In the first project I experimentally used a systems-orientated approach to explore the tacit knowledge within the practice of an experienced traditional bowl turning practitioner. This involved eliciting craft knowledge from the expert, using a low-fidelity prototype learning resource as a means of representing that knowledge, and observing learners applying the knowledge through using the resource to support their learning.

In the second project I undertook a series of video-recordings with a traditional clog maker, during which I developed a less intrusive elicitation technique based on increasingly focussed observation and interviewing. This overcame the defensiveness encountered with the first practitioner with whom I used an elicitation approach based on his descriptions of his practice.

In the light of the outcomes from the practical work, I reconsidered the current context for craft knowledge and developed a framework to understand craft learning. Drawing on three important theorists: Michael Polanyi and his theory of tacit knowledge, John Dewey and his theory of experiential learning, and Donald Schon and his theory of reflection, I reassessed the learning I had previously observed and proposed a new model of how craft knowledge is learned.

I propose that the guidance offered by the expert can be seen as a series of bridges that provide the novice with a means of accessing the personal knowledge of the expert. These bridges are not necessarily the way to undertake a task, but a way that the expert feels to be helpful at that time. As a novice increasingly learns from the feedback from their own actions, they can progress their skill by moving through different modes of reflection.

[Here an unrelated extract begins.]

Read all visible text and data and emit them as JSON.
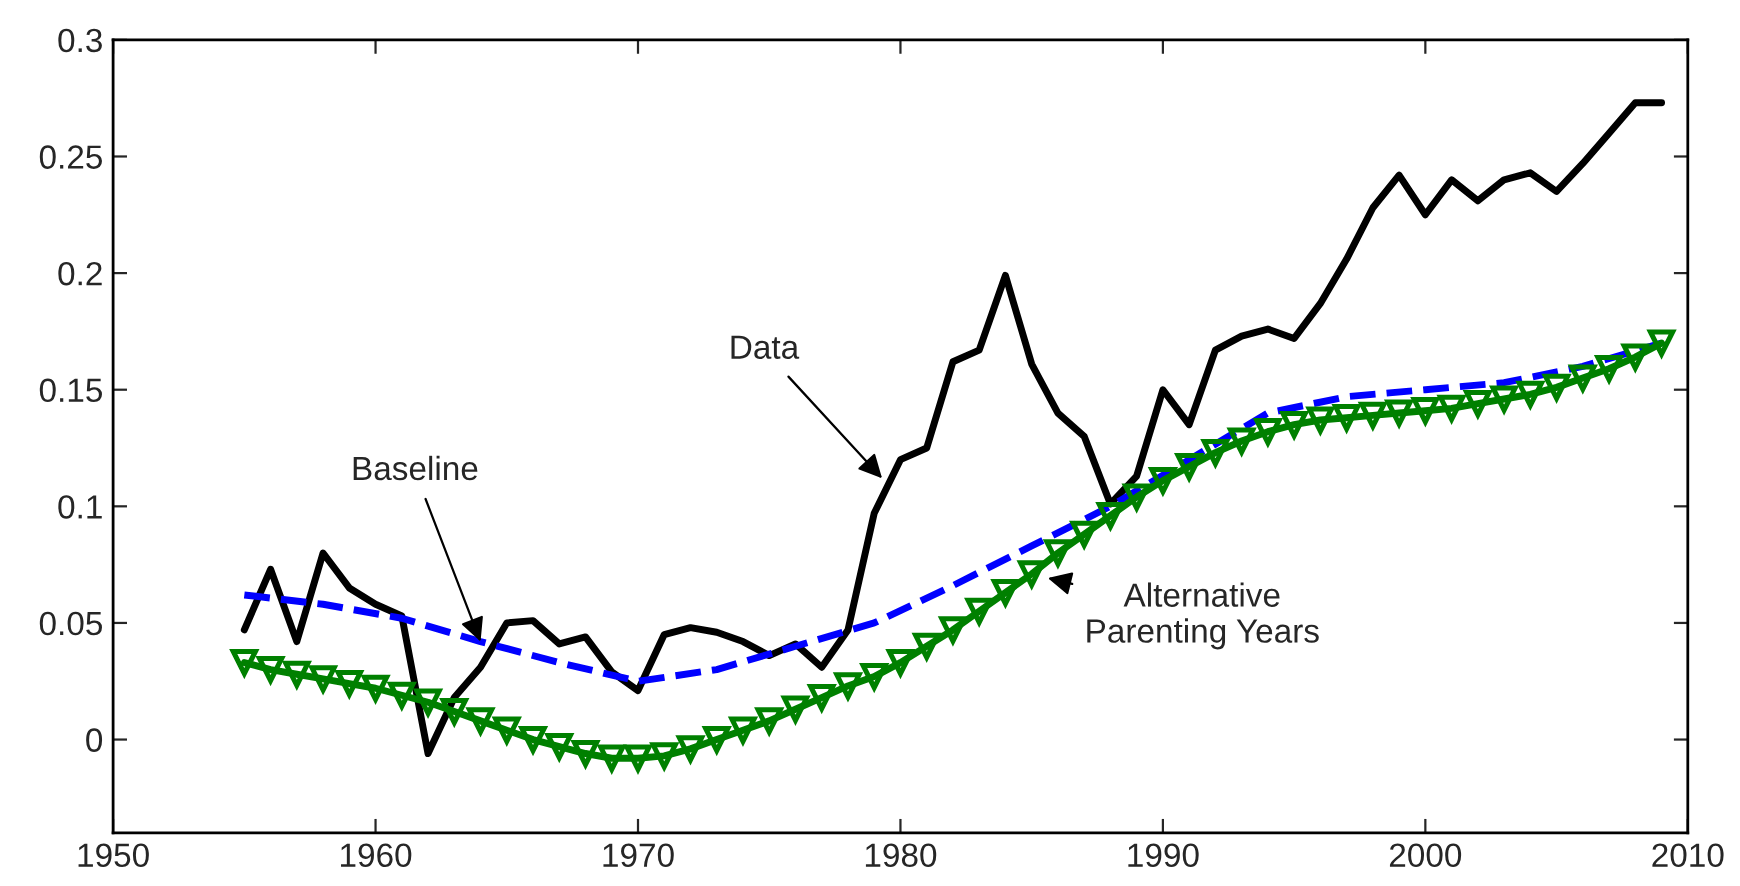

This research makes three specific contributions to knowledge. In the field of multimedia design it establishes a methodology for transmitting craft knowledge, refining principles previously published through my MA research, and it establishes techniques for eliciting craft knowledge which are interwoven with the process of developing the transmission resource. In the field of learning and pedagogy it establishes a framework for understanding craft skills learning drawing on recognised theory and validated through appraisal of the practical work undertaken.